Published in final edited form as: Trends Mol Med. 2018 Feb 13;24(3):319–331. doi: 10.1016/j.molmed.2018.01.008

Figure 2. Molecular regulation of PFGA in Mice.

Figure 2.

The cartoon on the left depicts primordial follicles consisting of a primordial oocyte and a few pregranulosa cells stay dormant due to the negative regulation of cell growth and the cell cycle by transcription factor FoxO3, and negative regulation of the mTOR signaling pathway, both controlled by the upstream action of Pten [69,93,105]. Accordingly, pharmacological inhibition of Pten using molecules such as bpV(HOpic) can result in enhanced PFGA. FoxO3 has been shown to inhibit the cell cycle via regulation of Cyclin dependent kinase inhibitor 1b (Cdkn1b/p27).
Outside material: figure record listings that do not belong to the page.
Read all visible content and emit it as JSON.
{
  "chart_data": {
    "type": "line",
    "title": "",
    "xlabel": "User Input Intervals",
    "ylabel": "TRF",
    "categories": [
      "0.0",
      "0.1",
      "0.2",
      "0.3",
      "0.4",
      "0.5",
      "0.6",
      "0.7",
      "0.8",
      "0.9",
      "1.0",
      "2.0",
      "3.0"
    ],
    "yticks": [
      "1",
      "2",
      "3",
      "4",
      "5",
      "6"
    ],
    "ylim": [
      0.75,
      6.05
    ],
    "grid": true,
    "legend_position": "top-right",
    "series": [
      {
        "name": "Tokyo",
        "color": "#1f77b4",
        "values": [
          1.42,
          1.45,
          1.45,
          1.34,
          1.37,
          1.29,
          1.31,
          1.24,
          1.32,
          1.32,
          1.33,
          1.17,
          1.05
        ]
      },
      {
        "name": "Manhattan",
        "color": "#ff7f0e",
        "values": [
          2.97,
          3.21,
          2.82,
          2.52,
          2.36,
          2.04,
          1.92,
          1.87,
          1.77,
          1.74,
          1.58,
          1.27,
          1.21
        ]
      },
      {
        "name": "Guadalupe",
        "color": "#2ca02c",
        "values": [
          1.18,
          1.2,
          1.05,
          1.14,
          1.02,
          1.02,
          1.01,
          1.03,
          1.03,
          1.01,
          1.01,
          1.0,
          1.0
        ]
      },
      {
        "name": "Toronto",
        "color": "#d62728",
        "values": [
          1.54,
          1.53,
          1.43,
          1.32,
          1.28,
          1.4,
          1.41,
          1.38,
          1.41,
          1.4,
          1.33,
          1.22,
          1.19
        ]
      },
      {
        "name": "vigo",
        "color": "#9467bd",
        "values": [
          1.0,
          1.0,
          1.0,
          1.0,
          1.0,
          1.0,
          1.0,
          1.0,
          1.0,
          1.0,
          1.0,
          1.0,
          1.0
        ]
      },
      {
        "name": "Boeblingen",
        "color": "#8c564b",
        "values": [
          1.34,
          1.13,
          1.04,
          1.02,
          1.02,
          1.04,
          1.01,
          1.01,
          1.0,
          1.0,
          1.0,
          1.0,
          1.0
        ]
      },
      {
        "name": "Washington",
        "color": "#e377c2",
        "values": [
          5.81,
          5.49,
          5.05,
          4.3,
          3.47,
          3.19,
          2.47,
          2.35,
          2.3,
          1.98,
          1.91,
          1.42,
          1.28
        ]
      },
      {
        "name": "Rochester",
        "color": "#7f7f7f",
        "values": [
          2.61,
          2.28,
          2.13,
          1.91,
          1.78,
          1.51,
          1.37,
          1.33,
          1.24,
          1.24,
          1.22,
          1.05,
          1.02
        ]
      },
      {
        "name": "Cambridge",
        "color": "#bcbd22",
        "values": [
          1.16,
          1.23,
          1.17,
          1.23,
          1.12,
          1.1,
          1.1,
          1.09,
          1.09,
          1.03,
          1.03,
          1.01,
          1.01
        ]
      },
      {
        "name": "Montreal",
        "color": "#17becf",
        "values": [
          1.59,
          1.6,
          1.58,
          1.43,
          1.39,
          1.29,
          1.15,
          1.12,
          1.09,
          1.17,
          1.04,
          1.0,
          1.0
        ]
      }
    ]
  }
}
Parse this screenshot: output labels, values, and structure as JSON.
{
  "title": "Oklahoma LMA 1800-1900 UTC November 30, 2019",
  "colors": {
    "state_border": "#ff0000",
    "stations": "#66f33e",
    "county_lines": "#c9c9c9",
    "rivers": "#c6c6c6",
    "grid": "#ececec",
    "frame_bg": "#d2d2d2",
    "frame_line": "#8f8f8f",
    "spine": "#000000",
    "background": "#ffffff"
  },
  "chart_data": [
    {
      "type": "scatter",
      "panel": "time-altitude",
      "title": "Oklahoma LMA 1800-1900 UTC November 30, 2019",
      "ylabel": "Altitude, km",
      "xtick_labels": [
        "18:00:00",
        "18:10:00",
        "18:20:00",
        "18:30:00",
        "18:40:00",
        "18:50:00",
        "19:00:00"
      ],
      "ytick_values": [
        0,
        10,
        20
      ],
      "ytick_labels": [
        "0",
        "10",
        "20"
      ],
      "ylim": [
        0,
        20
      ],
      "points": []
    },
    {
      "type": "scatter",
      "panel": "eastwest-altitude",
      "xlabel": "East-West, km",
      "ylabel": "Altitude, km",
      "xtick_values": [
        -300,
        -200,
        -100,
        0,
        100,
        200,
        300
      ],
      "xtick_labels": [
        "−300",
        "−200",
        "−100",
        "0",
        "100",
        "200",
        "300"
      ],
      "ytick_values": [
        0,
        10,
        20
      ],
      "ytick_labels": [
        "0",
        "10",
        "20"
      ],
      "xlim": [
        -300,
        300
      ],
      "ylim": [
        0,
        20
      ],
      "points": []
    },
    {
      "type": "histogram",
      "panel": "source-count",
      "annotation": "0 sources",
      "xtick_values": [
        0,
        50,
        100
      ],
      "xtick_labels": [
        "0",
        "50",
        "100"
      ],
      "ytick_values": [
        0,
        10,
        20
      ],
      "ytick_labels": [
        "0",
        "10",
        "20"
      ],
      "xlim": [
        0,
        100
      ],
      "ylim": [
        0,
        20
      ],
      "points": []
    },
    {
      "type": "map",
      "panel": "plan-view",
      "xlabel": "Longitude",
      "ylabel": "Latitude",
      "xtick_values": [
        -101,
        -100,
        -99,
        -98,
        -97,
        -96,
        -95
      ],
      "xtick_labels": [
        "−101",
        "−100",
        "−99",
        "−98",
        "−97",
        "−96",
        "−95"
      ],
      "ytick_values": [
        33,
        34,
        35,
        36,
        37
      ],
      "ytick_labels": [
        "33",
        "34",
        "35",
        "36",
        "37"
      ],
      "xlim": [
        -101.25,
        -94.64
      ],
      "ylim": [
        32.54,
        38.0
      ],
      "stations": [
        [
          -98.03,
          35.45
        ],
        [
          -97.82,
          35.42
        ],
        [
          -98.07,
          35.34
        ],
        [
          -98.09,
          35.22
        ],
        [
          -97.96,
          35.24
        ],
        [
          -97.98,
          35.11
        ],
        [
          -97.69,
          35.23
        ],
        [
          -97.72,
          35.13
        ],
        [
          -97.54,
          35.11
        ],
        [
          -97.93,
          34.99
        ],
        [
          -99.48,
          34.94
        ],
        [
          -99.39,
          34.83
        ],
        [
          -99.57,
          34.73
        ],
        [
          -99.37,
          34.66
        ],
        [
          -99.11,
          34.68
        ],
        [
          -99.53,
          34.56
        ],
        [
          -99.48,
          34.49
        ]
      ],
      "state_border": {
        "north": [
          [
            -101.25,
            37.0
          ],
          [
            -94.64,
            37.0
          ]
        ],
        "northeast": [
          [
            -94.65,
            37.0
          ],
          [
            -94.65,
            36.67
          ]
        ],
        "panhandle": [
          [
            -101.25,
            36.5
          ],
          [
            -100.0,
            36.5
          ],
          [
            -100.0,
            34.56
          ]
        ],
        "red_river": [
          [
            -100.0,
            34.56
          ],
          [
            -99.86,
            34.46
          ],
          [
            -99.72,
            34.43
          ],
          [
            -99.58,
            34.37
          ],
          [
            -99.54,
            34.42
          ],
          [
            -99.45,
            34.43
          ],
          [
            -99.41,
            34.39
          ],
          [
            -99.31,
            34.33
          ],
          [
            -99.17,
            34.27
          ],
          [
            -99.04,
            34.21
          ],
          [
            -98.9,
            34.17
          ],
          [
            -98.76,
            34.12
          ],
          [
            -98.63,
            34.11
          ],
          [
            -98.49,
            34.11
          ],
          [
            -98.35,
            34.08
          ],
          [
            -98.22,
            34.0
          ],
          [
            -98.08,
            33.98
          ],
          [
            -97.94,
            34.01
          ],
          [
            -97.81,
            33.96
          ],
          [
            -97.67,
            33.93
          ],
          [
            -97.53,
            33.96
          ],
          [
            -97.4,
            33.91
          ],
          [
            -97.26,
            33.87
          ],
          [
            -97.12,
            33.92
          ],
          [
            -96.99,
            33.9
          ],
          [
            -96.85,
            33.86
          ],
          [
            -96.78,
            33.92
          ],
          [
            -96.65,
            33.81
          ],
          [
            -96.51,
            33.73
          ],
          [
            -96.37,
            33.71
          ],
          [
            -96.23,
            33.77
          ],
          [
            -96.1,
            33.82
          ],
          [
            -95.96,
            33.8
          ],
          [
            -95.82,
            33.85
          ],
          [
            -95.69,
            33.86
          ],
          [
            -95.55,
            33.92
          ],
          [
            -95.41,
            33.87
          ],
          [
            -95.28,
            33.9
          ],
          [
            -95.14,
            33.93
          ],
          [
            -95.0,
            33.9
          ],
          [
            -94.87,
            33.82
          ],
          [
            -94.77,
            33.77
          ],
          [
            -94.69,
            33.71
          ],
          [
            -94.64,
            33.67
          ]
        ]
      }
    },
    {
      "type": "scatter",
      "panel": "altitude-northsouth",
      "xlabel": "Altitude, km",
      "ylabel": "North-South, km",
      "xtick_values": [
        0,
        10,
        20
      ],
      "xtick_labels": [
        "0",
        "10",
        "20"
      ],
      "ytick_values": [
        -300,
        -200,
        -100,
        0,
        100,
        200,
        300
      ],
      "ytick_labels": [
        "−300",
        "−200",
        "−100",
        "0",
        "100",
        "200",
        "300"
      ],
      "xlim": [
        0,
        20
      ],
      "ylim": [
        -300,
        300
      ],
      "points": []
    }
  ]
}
Oocytes with low mechanistic Target of Rapamycin (mTOR) activity are likely to be held in a state of low protein synthesis due to a lack of phosphorylation of the mTOR target Eukaryotic translation initiation factor 4E-binding protein (4-EBP), remaining out of an active cell cycle due to activity of P70S6-kinase (P70S6K), itself a positive regulator of cyclin D1, cyclin dependent kinase 4 (CDK4), and Retinoblastoma (Rb) proteins [106]. The table on the right presents an updated list of genes and factors shown to impact PFGA, with experimental evidence categorized by in vitro and/or in vivo genetic evidence. Cartoon adapted from [105].